She was grateful when Cousin Jane declared for an early return. She could hardly wait to be alone.

"What did I tell you?" Jane Blair stopped suddenly in their progress to the door and turned to her husband in low-toned triumph. "She's with him. Leila's with him."

"Huh?" said Cousin Jim unexcitedly.

"She's pretended some errand in town—she's come in to get hold of him again," went on Cousin Jane hurriedly, as one who tells the story of the act to the unobservant. "She's afraid to leave him alone. . . . And he never mentioned her. I wonder——"

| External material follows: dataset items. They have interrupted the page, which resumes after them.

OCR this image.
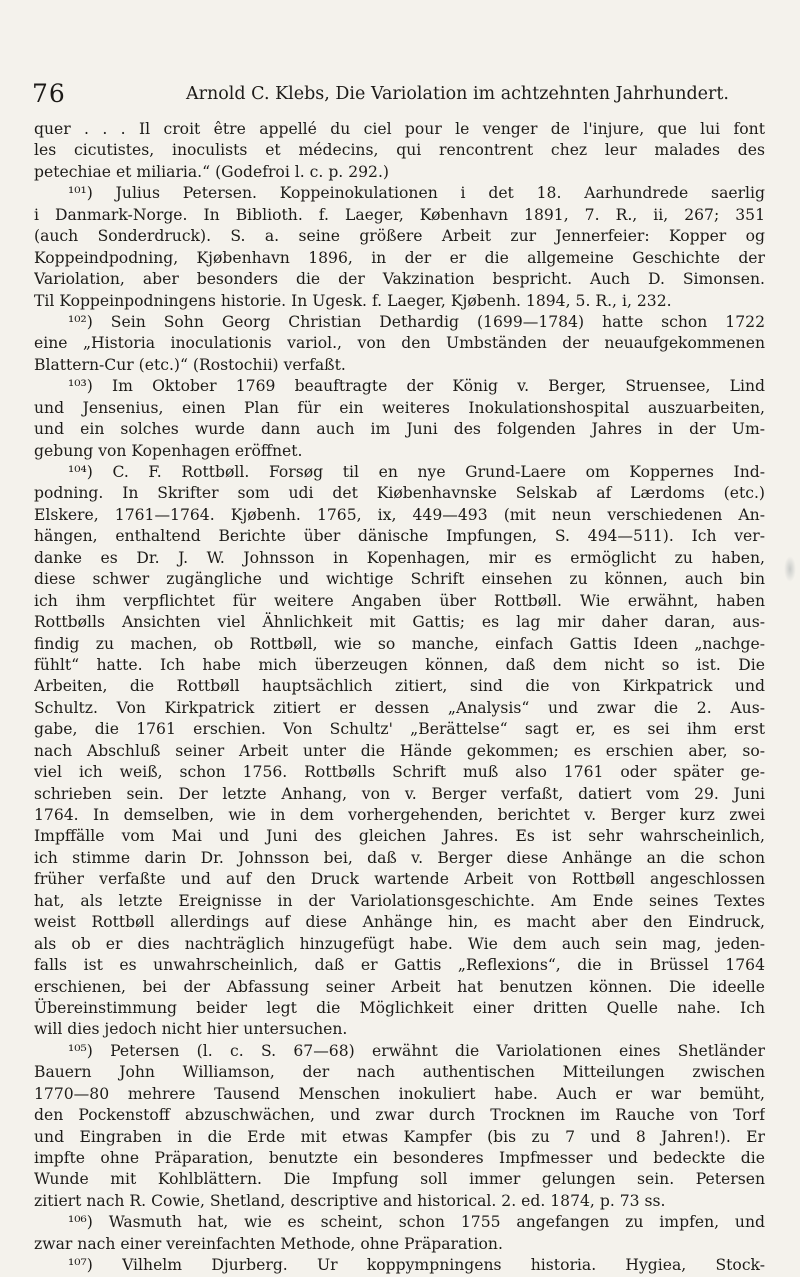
76	Arnold C. Klebs, Die Variolation im achtzehnten Jahrhundert.
quer . . . Il croit être appellé du ciel pour le venger de l'injure, que lui font
les cicutistes, inoculists et médecins, qui rencontrent chez leur malades des
petechiae et miliaria.“ (Godefroi l. c. p. 292.)
¹⁰¹) Julius Petersen. Koppeinokulationen i det 18. Aarhundrede saerlig
i Danmark-Norge. In Biblioth. f. Laeger, København 1891, 7. R., ii, 267; 351
(auch Sonderdruck). S. a. seine größere Arbeit zur Jennerfeier: Kopper og
Koppeindpodning, Kjøbenhavn 1896, in der er die allgemeine Geschichte der
Variolation, aber besonders die der Vakzination bespricht. Auch D. Simonsen.
Til Koppeinpodningens historie. In Ugesk. f. Laeger, Kjøbenh. 1894, 5. R., i, 232.
¹⁰²) Sein Sohn Georg Christian Dethardig (1699—1784) hatte schon 1722
eine „Historia inoculationis variol., von den Umbständen der neuaufgekommenen
Blattern-Cur (etc.)“ (Rostochii) verfaßt.
¹⁰³) Im Oktober 1769 beauftragte der König v. Berger, Struensee, Lind
und Jensenius, einen Plan für ein weiteres Inokulationshospital auszuarbeiten,
und ein solches wurde dann auch im Juni des folgenden Jahres in der Um-
gebung von Kopenhagen eröffnet.
¹⁰⁴) C. F. Rottbøll. Forsøg til en nye Grund-Laere om Koppernes Ind-
podning. In Skrifter som udi det Kiøbenhavnske Selskab af Lærdoms (etc.)
Elskere, 1761—1764. Kjøbenh. 1765, ix, 449—493 (mit neun verschiedenen An-
hängen, enthaltend Berichte über dänische Impfungen, S. 494—511). Ich ver-
danke es Dr. J. W. Johnsson in Kopenhagen, mir es ermöglicht zu haben,
diese schwer zugängliche und wichtige Schrift einsehen zu können, auch bin
ich ihm verpflichtet für weitere Angaben über Rottbøll. Wie erwähnt, haben
Rottbølls Ansichten viel Ähnlichkeit mit Gattis; es lag mir daher daran, aus-
findig zu machen, ob Rottbøll, wie so manche, einfach Gattis Ideen „nachge-
fühlt“ hatte. Ich habe mich überzeugen können, daß dem nicht so ist. Die
Arbeiten, die Rottbøll hauptsächlich zitiert, sind die von Kirkpatrick und
Schultz. Von Kirkpatrick zitiert er dessen „Analysis“ und zwar die 2. Aus-
gabe, die 1761 erschien. Von Schultz' „Berättelse“ sagt er, es sei ihm erst
nach Abschluß seiner Arbeit unter die Hände gekommen; es erschien aber, so-
viel ich weiß, schon 1756. Rottbølls Schrift muß also 1761 oder später ge-
schrieben sein. Der letzte Anhang, von v. Berger verfaßt, datiert vom 29. Juni
1764. In demselben, wie in dem vorhergehenden, berichtet v. Berger kurz zwei
Impffälle vom Mai und Juni des gleichen Jahres. Es ist sehr wahrscheinlich,
ich stimme darin Dr. Johnsson bei, daß v. Berger diese Anhänge an die schon
früher verfaßte und auf den Druck wartende Arbeit von Rottbøll angeschlossen
hat, als letzte Ereignisse in der Variolationsgeschichte. Am Ende seines Textes
weist Rottbøll allerdings auf diese Anhänge hin, es macht aber den Eindruck,
als ob er dies nachträglich hinzugefügt habe. Wie dem auch sein mag, jeden-
falls ist es unwahrscheinlich, daß er Gattis „Reflexions“, die in Brüssel 1764
erschienen, bei der Abfassung seiner Arbeit hat benutzen können. Die ideelle
Übereinstimmung beider legt die Möglichkeit einer dritten Quelle nahe. Ich
will dies jedoch nicht hier untersuchen.
¹⁰⁵) Petersen (l. c. S. 67—68) erwähnt die Variolationen eines Shetländer
Bauern John Williamson, der nach authentischen Mitteilungen zwischen
1770—80 mehrere Tausend Menschen inokuliert habe. Auch er war bemüht,
den Pockenstoff abzuschwächen, und zwar durch Trocknen im Rauche von Torf
und Eingraben in die Erde mit etwas Kampfer (bis zu 7 und 8 Jahren!). Er
impfte ohne Präparation, benutzte ein besonderes Impfmesser und bedeckte die
Wunde mit Kohlblättern. Die Impfung soll immer gelungen sein. Petersen
zitiert nach R. Cowie, Shetland, descriptive and historical. 2. ed. 1874, p. 73 ss.
¹⁰⁶) Wasmuth hat, wie es scheint, schon 1755 angefangen zu impfen, und
zwar nach einer vereinfachten Methode, ohne Präparation.
¹⁰⁷) Vilhelm Djurberg. Ur koppympningens historia. Hygiea, Stock-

Maria Angelina's eyes had followed theirs. She saw a group about a table, she saw Barry Elder's white-clad shoulders and curly brown head. She saw, unregardfully, a man and woman with him, but all her eagerness, all her straining vision was on the young girl with him—a girl so blonde, so beautiful that a pang went to Maria Angelina's heart. She learned pain in a single throb.

She heard Cousin Jim quoting oddly in undertone, "'And Beauty drew him, by a single hair,'" and the words entered her consciousness hauntingly.

If Leila Grey looked like that—why then——

Yet he had said that he would come!

Maria Angelina's first night in America, like that last night in Italy, was of sleepless watching through the dark. But now there were no child's tears at leaving home. There was no anxious planning for poor Julietta. Already Julietta and Lucia and the Palazzo, even Papa and dear, dear Mamma, appeared strangely unreal—like a vanished spell—and only this night was real and this strange expectant stir in her.

And then she fell asleep and dreamed that Barry Elder was advancing to her across the long drawing-room of the Palazzo Santonini and as she turned to receive him Lucia stepped between, saying, "He is for me, instead of Paolo Tosti," and behold! Lucia's eyes were as blue as the sea and Lucia's hair was as golden as amber and her face was the face of the girl in the restaurant.